Color recovery after photoconversion of H2B::mEosFP allows detection of increased nuclear DNA content in developing plant cells.

Many higher plants are polysomatic whereby different cells possess variable amounts of nuclear DNA. The conditional triggering of endocycles results in higher nuclear DNA content (C value) that in some cases has been correlated to increased cell size. While numerous multicolored fluorescent protein (FP) probes have revealed the general behavior of the nucleus and intranuclear components, direct visualization and estimation of changes in nuclear-DNA content in live cells during their development has not been possible. Recently, monomeric Eos fluorescent protein (mEosFP) has emerged as a useful photoconvertible protein whose color changes irreversibly from a green to a red fluorescent form upon exposure to violet-blue light.
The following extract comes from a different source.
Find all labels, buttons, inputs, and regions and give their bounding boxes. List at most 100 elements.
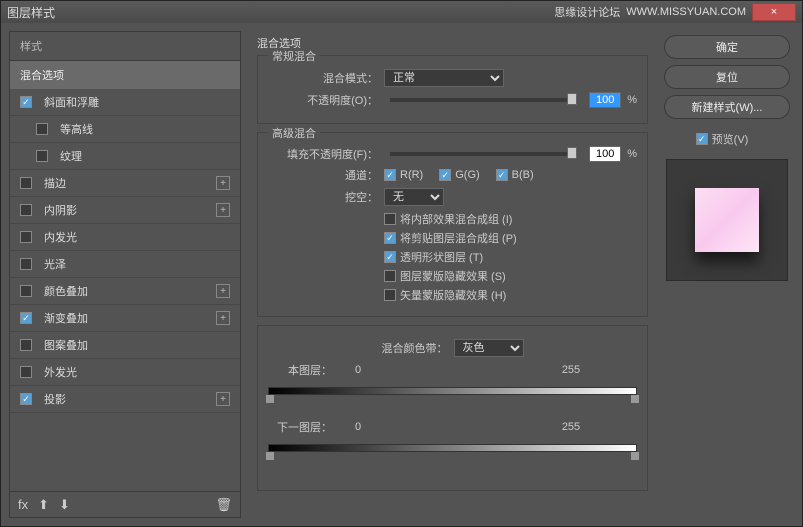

The stability and irreversibility of red fluorescent mEosFP suggests that detection of green color recovery would be possible as fresh mEosFP is produced after photoconversion. Thus a ratiometric evaluation of the red and green forms of mEosFP following photoconversion could be used to estimate production of a core histone such as H2B during its concomitant synthesis with DNA in the synthesis phase of the cell cycle. Here we present proof of concept observations on transgenic tobacco (Nicotiana tabacum) Bright Yellow 2 cells and Arabidopsis (Arabidopsis thaliana) plants stably expressing H2B::mEosFP. In Arabidopsis seedlings an increase in green fluorescence is observed specifically in cells known to undergo endoreduplication. The detection of changes in nuclear DNA content by correlating color recovery of H2B::mEosFP after photoconversion is a novel approach involving a single FP. The method has potential for facilitating detailed investigations on conditions that favor increased cell size and the development of polysomaty in plants.